Can We Trust Artificial Intelligence?
by Adrian Bowles, PhD
Arthur Clarke’s third law—Any sufficiently advanced technology is indistinguishable from magic (1973)—captures the essence of our current AI-trust dilemma. We are quite capable of constructing deep learning solutions that perform admirably, but whose performance cannot be sufficiently explained to satisfy some regulatory or consumer concerns. This explainability problem is one barrier to trust.
Another barrier is the lack of rigor or standards for developing AI-powered solutions. There is nothing in the AI world comparable to the Software Engineering Institute’s Capability Maturity Models (measuring the quality of the development process) or the USDA’s Food Safety and Inspection Service processes. Trust is generally based on the fragile reputation of the supplier.
Can a Voluntary Reporting Approach Help?
IBM researchers recently proposed the development of a standard Supplier’s Declaration of Conformity (SDoC) or factsheet for AI services to address this trust issue.
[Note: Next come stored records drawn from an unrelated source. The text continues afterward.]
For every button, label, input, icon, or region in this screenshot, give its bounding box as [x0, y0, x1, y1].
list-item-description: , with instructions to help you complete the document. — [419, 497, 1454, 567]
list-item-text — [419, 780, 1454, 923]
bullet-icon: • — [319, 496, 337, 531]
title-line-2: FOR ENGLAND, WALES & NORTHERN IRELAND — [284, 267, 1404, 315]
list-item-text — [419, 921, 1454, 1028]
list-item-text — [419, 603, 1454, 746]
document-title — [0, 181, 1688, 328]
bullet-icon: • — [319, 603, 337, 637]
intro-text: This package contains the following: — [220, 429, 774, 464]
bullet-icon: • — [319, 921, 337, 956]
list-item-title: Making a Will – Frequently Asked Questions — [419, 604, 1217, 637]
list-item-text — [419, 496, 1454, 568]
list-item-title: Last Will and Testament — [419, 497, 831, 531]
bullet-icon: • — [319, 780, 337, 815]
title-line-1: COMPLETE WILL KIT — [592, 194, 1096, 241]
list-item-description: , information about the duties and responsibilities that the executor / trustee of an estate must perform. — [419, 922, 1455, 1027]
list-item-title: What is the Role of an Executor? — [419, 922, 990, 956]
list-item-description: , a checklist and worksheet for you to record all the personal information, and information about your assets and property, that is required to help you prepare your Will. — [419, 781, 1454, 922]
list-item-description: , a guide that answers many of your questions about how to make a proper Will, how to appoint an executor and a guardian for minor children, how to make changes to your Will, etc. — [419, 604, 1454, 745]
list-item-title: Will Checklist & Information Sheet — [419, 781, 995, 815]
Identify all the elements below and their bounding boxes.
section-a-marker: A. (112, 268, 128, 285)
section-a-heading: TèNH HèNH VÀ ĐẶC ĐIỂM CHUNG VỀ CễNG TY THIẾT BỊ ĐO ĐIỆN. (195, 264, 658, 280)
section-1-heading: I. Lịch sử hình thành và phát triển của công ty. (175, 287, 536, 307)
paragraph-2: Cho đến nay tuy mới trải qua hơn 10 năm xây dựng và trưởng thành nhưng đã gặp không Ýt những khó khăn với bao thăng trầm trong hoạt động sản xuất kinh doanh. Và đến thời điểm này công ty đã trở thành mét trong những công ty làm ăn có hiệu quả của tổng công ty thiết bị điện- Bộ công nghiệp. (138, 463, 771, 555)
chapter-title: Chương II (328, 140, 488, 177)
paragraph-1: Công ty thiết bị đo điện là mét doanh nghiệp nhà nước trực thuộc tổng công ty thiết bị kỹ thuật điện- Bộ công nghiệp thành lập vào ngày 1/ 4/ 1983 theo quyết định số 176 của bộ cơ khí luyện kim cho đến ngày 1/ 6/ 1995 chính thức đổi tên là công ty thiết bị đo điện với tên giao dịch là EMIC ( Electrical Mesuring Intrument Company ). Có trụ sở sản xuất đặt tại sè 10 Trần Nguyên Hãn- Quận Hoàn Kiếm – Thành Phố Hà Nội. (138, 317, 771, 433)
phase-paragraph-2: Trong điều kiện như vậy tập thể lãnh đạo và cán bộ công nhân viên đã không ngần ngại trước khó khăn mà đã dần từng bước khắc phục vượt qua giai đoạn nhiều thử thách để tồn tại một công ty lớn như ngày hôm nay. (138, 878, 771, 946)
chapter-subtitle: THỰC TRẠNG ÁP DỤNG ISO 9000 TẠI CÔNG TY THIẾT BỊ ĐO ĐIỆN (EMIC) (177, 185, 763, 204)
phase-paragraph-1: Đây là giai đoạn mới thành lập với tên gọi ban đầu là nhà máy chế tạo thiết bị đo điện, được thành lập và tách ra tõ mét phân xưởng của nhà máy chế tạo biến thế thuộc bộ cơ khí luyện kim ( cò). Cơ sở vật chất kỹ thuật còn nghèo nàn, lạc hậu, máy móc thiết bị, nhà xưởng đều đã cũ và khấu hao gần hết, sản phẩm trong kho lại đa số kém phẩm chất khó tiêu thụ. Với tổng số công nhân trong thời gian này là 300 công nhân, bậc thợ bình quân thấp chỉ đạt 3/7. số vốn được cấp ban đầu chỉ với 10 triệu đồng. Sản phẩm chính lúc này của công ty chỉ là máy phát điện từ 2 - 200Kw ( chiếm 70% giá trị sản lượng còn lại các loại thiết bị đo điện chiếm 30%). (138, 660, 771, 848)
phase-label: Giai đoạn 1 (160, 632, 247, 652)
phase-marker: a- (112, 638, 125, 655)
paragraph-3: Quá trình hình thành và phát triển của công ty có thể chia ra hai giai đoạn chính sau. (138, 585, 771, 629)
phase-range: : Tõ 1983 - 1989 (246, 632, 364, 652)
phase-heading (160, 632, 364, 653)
The SDoC would be a document similar to a food nutrition label or information sheet for an appliance. It would provide facts about important attributes of the service, including information about the processes used to design and test it. As the team currently envisions the SDoC, it would provide data about product-level—not component-level—functional testing.
The sample checklist of process-oriented questions is aligned with IBM’s four pillars for trusted AI systems:
- Fairness: Training data and models should be free of bias.
- Robustness: AI systems should not be vulnerable to tampering and training data must be protected from compromise.
- Explainability: AI systems should provide output that can be understood by their users and developers.
- Lineage: “AI systems should include details of their development, deployment, and maintenance so they can be audited throughout their lifecycle.”
If “yes,” describe bias policies that were checked, bias checking methods, and results?
Was any bias mitigation performed on the dataset?
If “yes” describe the mitigation method.
IBM is proposing that the SDoC be voluntary, but with recent well-publicized examples of bias in facial recognition systems (e.g., falsely matching 28 members of Congress with mugshots from a public database), something like this is likely to become mandatory soon.
Mathematically sound techniques to make programs provably correct have existed for decades, but they are cumbersome and generally impractical for large, complex, enterprise applications. That doesn’t stop us from building these applications. Deep learning and other opaque modern AI techniques will continue to be developed and disseminated in products based on correlation data; for most applications, that’s a good thing. The pace of advancements in this area is much faster than the ability of most organizations—private and public—to objectively evaluate the processes and identify potential edge cases that may fail spectacularly.
Efforts to develop practical quality and machine learning explainability solutions should continue, especially for mission or life-critical systems. For most application buyers, however, insisting on SDoCs as part of the purchasing criteria looks like a good way to improve buyer confidence and help vendors earn their trust.